Es probable que todos, al ser niños, hayamos dejado volar nuestra imaginación con una hoja y un papel, con colores, gises, crayones y plumones, dibujando todo lo que nos pasaba por la cabeza, saliéndonos de los márgenes y a veces desbordando nuestras obras hasta las paredes de nuestros hogares a expensas del regaño -y en algunos maravillosos casos, júbilo- de nuestros padres. Con el paso del tiempo ese interés, en la mayoría de nosotros, comenzó a decrecer por distintos motivos. Aquella parte de artistas y de imaginación desbordada eclipsó, aunque claro está qué hay en quienes nunca sucedió.

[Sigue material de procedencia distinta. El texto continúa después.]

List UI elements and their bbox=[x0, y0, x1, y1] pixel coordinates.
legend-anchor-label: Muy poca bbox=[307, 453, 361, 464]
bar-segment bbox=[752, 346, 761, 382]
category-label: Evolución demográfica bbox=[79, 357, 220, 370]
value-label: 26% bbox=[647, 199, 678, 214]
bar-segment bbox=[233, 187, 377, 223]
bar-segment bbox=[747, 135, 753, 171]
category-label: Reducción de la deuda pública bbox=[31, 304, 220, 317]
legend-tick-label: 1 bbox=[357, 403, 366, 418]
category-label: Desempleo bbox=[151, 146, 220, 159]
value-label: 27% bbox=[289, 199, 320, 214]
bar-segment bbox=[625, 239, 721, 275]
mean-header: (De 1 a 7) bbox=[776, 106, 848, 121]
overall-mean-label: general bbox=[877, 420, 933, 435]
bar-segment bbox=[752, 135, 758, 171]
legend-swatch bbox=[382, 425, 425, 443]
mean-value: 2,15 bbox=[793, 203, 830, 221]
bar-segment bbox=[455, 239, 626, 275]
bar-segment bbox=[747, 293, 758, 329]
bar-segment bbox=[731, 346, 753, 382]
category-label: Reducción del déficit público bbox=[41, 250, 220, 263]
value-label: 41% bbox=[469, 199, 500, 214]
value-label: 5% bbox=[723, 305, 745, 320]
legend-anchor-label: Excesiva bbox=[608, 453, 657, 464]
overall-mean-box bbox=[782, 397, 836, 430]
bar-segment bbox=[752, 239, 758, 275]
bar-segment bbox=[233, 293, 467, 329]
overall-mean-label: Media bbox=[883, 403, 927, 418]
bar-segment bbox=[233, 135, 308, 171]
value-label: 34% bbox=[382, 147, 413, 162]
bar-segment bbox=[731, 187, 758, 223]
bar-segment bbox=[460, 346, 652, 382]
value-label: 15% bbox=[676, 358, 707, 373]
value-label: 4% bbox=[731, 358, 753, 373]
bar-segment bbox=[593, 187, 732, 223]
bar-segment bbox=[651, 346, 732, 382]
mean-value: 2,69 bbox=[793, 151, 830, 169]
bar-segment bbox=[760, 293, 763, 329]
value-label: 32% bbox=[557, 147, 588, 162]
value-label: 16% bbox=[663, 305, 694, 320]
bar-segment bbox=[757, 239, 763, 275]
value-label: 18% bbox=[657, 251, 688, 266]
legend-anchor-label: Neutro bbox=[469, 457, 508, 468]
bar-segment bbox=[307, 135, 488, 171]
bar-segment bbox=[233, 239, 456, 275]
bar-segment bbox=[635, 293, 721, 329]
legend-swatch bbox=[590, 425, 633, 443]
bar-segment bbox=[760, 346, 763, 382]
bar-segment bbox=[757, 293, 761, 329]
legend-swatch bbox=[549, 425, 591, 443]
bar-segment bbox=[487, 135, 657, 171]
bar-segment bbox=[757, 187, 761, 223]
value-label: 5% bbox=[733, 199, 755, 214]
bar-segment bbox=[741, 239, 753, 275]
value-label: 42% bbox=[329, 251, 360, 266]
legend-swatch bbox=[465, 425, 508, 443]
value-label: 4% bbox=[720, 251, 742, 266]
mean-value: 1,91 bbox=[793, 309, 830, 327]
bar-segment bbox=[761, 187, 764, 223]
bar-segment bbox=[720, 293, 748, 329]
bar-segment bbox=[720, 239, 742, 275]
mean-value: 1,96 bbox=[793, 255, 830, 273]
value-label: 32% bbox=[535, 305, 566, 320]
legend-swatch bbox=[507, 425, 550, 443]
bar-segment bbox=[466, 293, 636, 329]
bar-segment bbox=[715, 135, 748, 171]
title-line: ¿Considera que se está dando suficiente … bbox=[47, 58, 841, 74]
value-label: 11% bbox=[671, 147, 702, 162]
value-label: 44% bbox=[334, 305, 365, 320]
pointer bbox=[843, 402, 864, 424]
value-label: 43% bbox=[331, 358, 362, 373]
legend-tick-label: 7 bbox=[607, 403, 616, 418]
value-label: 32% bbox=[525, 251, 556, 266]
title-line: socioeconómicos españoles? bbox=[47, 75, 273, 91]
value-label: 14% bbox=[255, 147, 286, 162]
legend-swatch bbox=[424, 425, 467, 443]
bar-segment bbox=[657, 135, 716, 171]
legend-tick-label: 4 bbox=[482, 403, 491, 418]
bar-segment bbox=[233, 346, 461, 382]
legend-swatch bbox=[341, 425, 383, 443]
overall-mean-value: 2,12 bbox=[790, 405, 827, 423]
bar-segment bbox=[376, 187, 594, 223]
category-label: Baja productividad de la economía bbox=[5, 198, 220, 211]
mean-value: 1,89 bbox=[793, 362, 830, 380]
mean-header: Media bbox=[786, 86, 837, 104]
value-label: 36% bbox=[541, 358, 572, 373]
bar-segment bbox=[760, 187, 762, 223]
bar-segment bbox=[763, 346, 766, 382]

No obstante, a pesar de las vicisitudes actuales, lo que me ha logrado mantener ocupado y con entusiasmo son los objetos que me han acompañado estos largos días que parecen no tener fin, en especial un cuaderno de dibujo y un lápiz. Desde el principio de la pandemia me refugié en ambos; comencé usándolos para escribir mi sentir, después empecé a bocetar siluetas de objetos que me acompañan en mi día a día y terminé tratando de hacer dibujos más formales. Sin embargo, tal y como pueden apreciar en la fotografía, no soy muy hábil para dibujar y realmente no he podido terminar ninguno de los muchos dibujos que he empezado. Pero, tal como ocurría cuando era niño, lo importante no es la técnica ni el uso adecuado de las formas o colores, sino poder expresarme, dejar volar mi imaginación y una vez más volver a valorar la importancia que tiene una hoja y un lápiz.